Principled multi-omic analysis reveals gene regulatory mechanisms of phenotype variation

Abstract

Recent studies have analyzed large-scale data sets of gene expression to identify genes associated with interindividual variation in phenotypes ranging from cancer subtypes to drug sensitivity, promising new avenues of research in personalized medicine. However, gene expression data alone is limited in its ability to reveal cis-regulatory mechanisms underlying phenotypic differences. In this study, we develop a new probabilistic model, called pGENMi, that integrates multi-omic data to investigate the transcriptional regulatory mechanisms underlying interindividual variation of a specific phenotype-that of cell line response to cytotoxic treatment. In particular, pGENMi simultaneously analyzes genotype, DNA methylation, gene expression, and transcription factor (TF)-DNA binding data, along with phenotypic measurements, to identify TFs regulating the phenotype. It does so by combining statistical information about expression quantitative trait loci (eQTLs) and expression-correlated methylation marks (eQTMs) located within TF binding sites, as well as observed correlations between gene expression and phenotype variation. Application of pGENMi to data from a panel of lymphoblastoid cell lines treated with 24 drugs, in conjunction with ENCODE TF ChIP data, yielded a number of known as well as novel (TF, Drug) associations. Experimental validations by TF knockdown confirmed 41% of the predicted and tested associations, compared to a 12% confirmation rate of tested nonassociations (controls). An extensive literature survey also corroborated 62% of the predicted associations above a stringent threshold. Moreover, associations predicted only when combining eQTL and eQTM data showed higher precision compared to an eQTL-only or eQTM-only analysis using pGENMi, further demonstrating the value of multi-omic integrative analysis.

Figure 1.

Plate diagram of pGENMi model. A latent variable z_g represents whether a gene g mediates the influence of a TF on phenotype, and its enclosing rectangle denotes G such genes. p_g denotes the TWAS P-value between the gene's expression and phenotype variation for each of the G genes. If z_g = 1, we expect an enrichment for significant TWAS P-values, and p_g is modeled by a Beta distribution parameterized by α; otherwise, p_g is modeled as being distributed uniformly in [0,1]. We also observe one or more lines of evidence supporting the TF's influence on the expression of each gene g, such as the existence of a cis-eQTL within a ChIP peak of the TF near that gene. These “regulatory evidences” are denoted by the binary variables r_gm, and there exist M such types of evidence (m = 1 … M), with relative weights w_m. These evidences combine in a logistic function to determine Pr(z_g = 1).
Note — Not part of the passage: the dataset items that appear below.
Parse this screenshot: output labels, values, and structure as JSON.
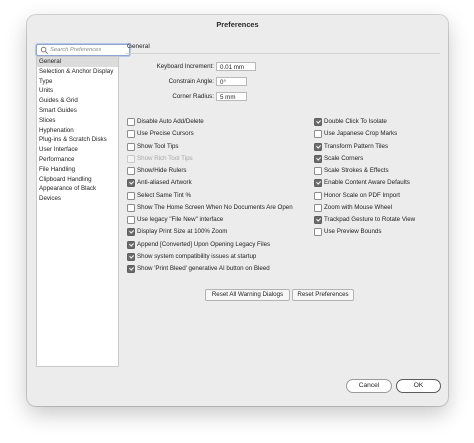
{
  "window": {
    "title": "Preferences"
  },
  "search": {
    "placeholder": "Search Preferences"
  },
  "sidebar": {
    "items": [
      {
        "label": "General",
        "selected": true
      },
      {
        "label": "Selection & Anchor Display"
      },
      {
        "label": "Type"
      },
      {
        "label": "Units"
      },
      {
        "label": "Guides & Grid"
      },
      {
        "label": "Smart Guides"
      },
      {
        "label": "Slices"
      },
      {
        "label": "Hyphenation"
      },
      {
        "label": "Plug-ins & Scratch Disks"
      },
      {
        "label": "User Interface"
      },
      {
        "label": "Performance"
      },
      {
        "label": "File Handling"
      },
      {
        "label": "Clipboard Handling"
      },
      {
        "label": "Appearance of Black"
      },
      {
        "label": "Devices"
      }
    ]
  },
  "panel": {
    "title": "General",
    "fields": [
      {
        "label": "Keyboard Increment:",
        "value": "0.01 mm"
      },
      {
        "label": "Constrain Angle:",
        "value": "0°"
      },
      {
        "label": "Corner Radius:",
        "value": "5 mm"
      }
    ],
    "left_options": [
      {
        "label": "Disable Auto Add/Delete",
        "checked": false
      },
      {
        "label": "Use Precise Cursors",
        "checked": false
      },
      {
        "label": "Show Tool Tips",
        "checked": false
      },
      {
        "label": "Show Rich Tool Tips",
        "checked": false,
        "disabled": true
      },
      {
        "label": "Show/Hide Rulers",
        "checked": false
      },
      {
        "label": "Anti-aliased Artwork",
        "checked": true
      },
      {
        "label": "Select Same Tint %",
        "checked": false
      },
      {
        "label": "Show The Home Screen When No Documents Are Open",
        "checked": false
      },
      {
        "label": "Use legacy \"File New\" interface",
        "checked": false
      },
      {
        "label": "Display Print Size at 100% Zoom",
        "checked": true
      },
      {
        "label": "Append [Converted] Upon Opening Legacy Files",
        "checked": true
      },
      {
        "label": "Show system compatibility issues at startup",
        "checked": true
      },
      {
        "label": "Show 'Print Bleed' generative AI button on Bleed",
        "checked": true
      }
    ],
    "right_options": [
      {
        "label": "Double Click To Isolate",
        "checked": true
      },
      {
        "label": "Use Japanese Crop Marks",
        "checked": false
      },
      {
        "label": "Transform Pattern Tiles",
        "checked": true
      },
      {
        "label": "Scale Corners",
        "checked": true
      },
      {
        "label": "Scale Strokes & Effects",
        "checked": false
      },
      {
        "label": "Enable Content Aware Defaults",
        "checked": true
      },
      {
        "label": "Honor Scale on PDF Import",
        "checked": false
      },
      {
        "label": "Zoom with Mouse Wheel",
        "checked": false
      },
      {
        "label": "Trackpad Gesture to Rotate View",
        "checked": true
      },
      {
        "label": "Use Preview Bounds",
        "checked": false
      }
    ],
    "reset_warnings_label": "Reset All Warning Dialogs",
    "reset_prefs_label": "Reset Preferences"
  },
  "footer": {
    "cancel_label": "Cancel",
    "ok_label": "OK"
  },
  "colors": {
    "checked_fill": "#6b6b6b",
    "dialog_bg": "#ececec",
    "search_focus": "#8ea7d2"
  }
}
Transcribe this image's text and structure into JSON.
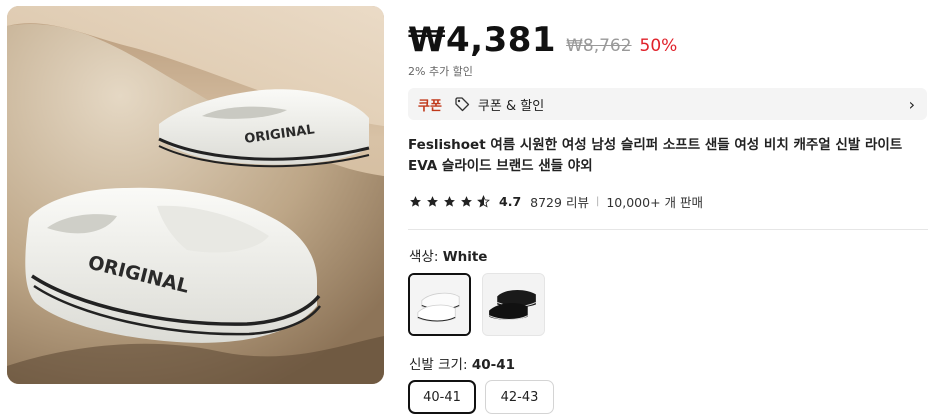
{
  "image": {
    "alt": "ORIGINAL",
    "brand_print": "ORIGINAL"
  },
  "price": {
    "current": "₩4,381",
    "original": "₩8,762",
    "discount": "50%",
    "extra": "2% 추가 할인"
  },
  "coupon": {
    "tag": "쿠폰",
    "label": "쿠폰 & 할인",
    "icon": "tag-icon"
  },
  "product": {
    "title": "Feslishoet 여름 시원한 여성 남성 슬리퍼 소프트 샌들 여성 비치 캐주얼 신발 라이트 EVA 슬라이드 브랜드 샌들 야외"
  },
  "rating": {
    "score": "4.7",
    "stars": 4.5,
    "reviews": "8729 리뷰",
    "sold": "10,000+ 개 판매"
  },
  "color": {
    "label": "색상: ",
    "selected": "White",
    "options": [
      "White",
      "Black"
    ]
  },
  "size": {
    "label": "신발 크기: ",
    "selected": "40-41",
    "options": [
      "40-41",
      "42-43"
    ]
  },
  "colors": {
    "accent_red": "#e0222b",
    "coupon_red": "#c0391b",
    "star": "#222222"
  }
}
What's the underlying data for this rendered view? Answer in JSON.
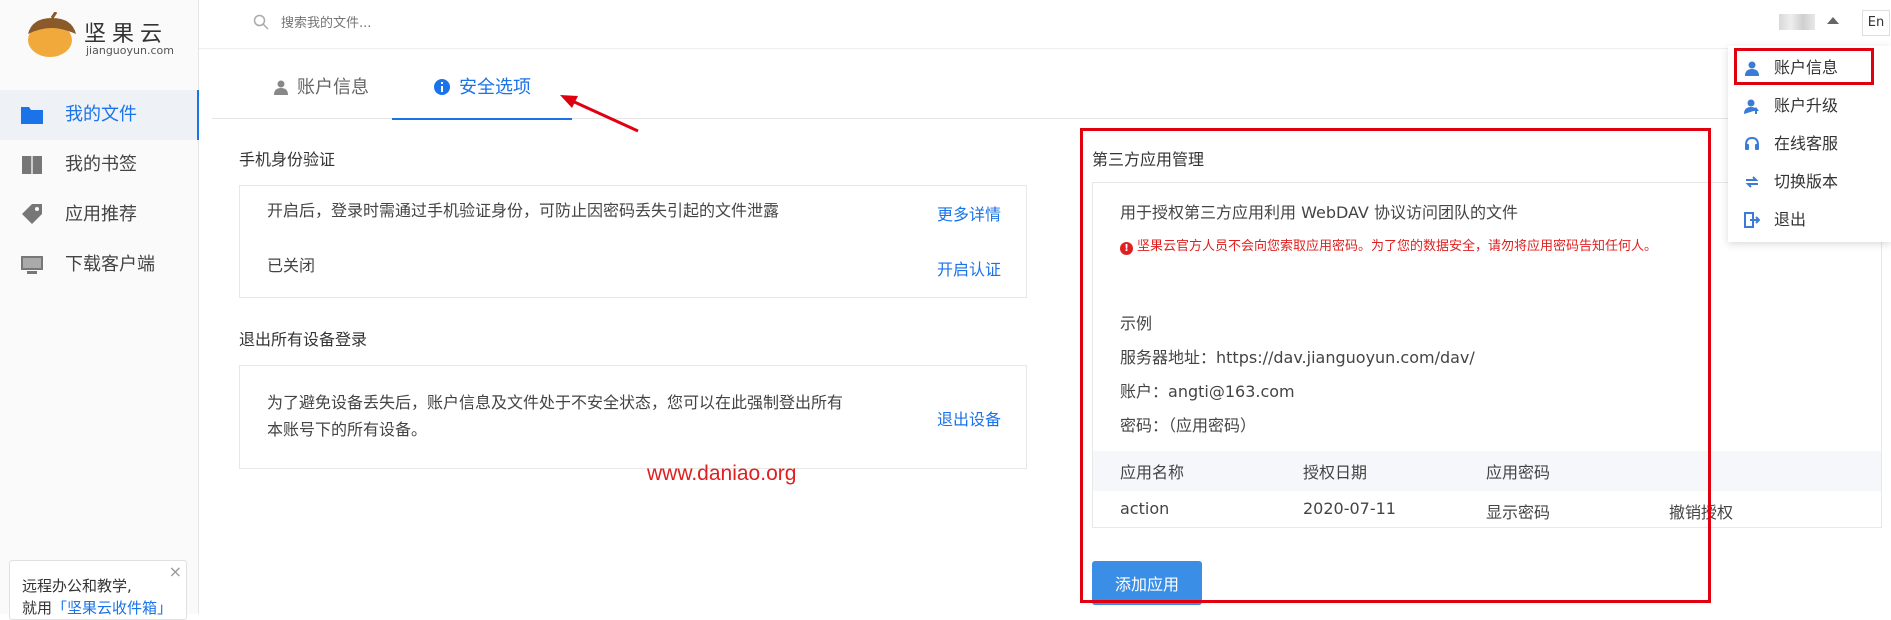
{
  "app": {
    "logo_text": "坚果云",
    "logo_sub": "jianguoyun.com"
  },
  "sidebar": {
    "items": [
      {
        "label": "我的文件",
        "icon": "folder-icon",
        "active": true
      },
      {
        "label": "我的书签",
        "icon": "bookmark-icon",
        "active": false
      },
      {
        "label": "应用推荐",
        "icon": "tag-icon",
        "active": false
      },
      {
        "label": "下载客户端",
        "icon": "monitor-icon",
        "active": false
      }
    ],
    "promo": {
      "line1": "远程办公和教学,",
      "line2_prefix": "就用",
      "line2_link": "「坚果云收件箱」",
      "close": "×"
    }
  },
  "topbar": {
    "search_placeholder": "搜索我的文件...",
    "lang": "En"
  },
  "tabs": [
    {
      "label": "账户信息",
      "icon": "user-icon",
      "active": false
    },
    {
      "label": "安全选项",
      "icon": "info-icon",
      "active": true
    }
  ],
  "phone_auth": {
    "title": "手机身份验证",
    "description": "开启后，登录时需通过手机验证身份，可防止因密码丢失引起的文件泄露",
    "more_link": "更多详情",
    "status": "已关闭",
    "enable_link": "开启认证"
  },
  "logout_all": {
    "title": "退出所有设备登录",
    "description_line1": "为了避免设备丢失后，账户信息及文件处于不安全状态，您可以在此强制登出所有",
    "description_line2": "本账号下的所有设备。",
    "action_link": "退出设备"
  },
  "watermark": "www.daniao.org",
  "third_party": {
    "title": "第三方应用管理",
    "description": "用于授权第三方应用利用 WebDAV 协议访问团队的文件",
    "warning": "坚果云官方人员不会向您索取应用密码。为了您的数据安全，请勿将应用密码告知任何人。",
    "example": {
      "title": "示例",
      "server_label": "服务器地址：",
      "server_value": "https://dav.jianguoyun.com/dav/",
      "account_label": "账户：",
      "account_value": "angti@163.com",
      "password_label": "密码：",
      "password_value": "（应用密码）"
    },
    "table": {
      "headers": [
        "应用名称",
        "授权日期",
        "应用密码"
      ],
      "rows": [
        {
          "name": "action",
          "date": "2020-07-11",
          "show_password": "显示密码",
          "revoke": "撤销授权"
        }
      ]
    },
    "add_button": "添加应用"
  },
  "dropdown": {
    "items": [
      {
        "label": "账户信息",
        "icon": "user-icon"
      },
      {
        "label": "账户升级",
        "icon": "user-upgrade-icon"
      },
      {
        "label": "在线客服",
        "icon": "headset-icon"
      },
      {
        "label": "切换版本",
        "icon": "switch-icon"
      },
      {
        "label": "退出",
        "icon": "logout-icon"
      }
    ]
  },
  "colors": {
    "accent": "#1a73e8",
    "annotation": "#e00010",
    "warning": "#e02020"
  }
}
The weights w_m are learned over all genes, and as such, are shown outside of the rectangle enclosing G. The H variable indicates whether w_m is free or restricted to zero (null model) for hypothesis testing (see “Probabilistic graphical model” section in Methods).

Figure 2.

The 90 (TF, Drug) associations predicted by eQTL + M with LLR ≥ 3, colored by LLR. Labels indicate whether eQTL-only or eQTM-only analysis corroborated the prediction at LLR ≥ 1.74 (labels “S” and “M,” respectively). An “X” indicates both eQTL and eQTM analysis supported the prediction, while “–” indicates the prediction is unique to eQTL + M.

Figure 3.

All 25 experimentally tested (TF, Drug) dosage-response curves. Red outlines indicate significant shifts in cytotoxicity between siRNA negative and siRNA TF conditions. Curves with a gray background are eQTL + M predictions, while those with a black background are negative controls. We confirmed seven out of 17 predictions and only one out of eight negative controls.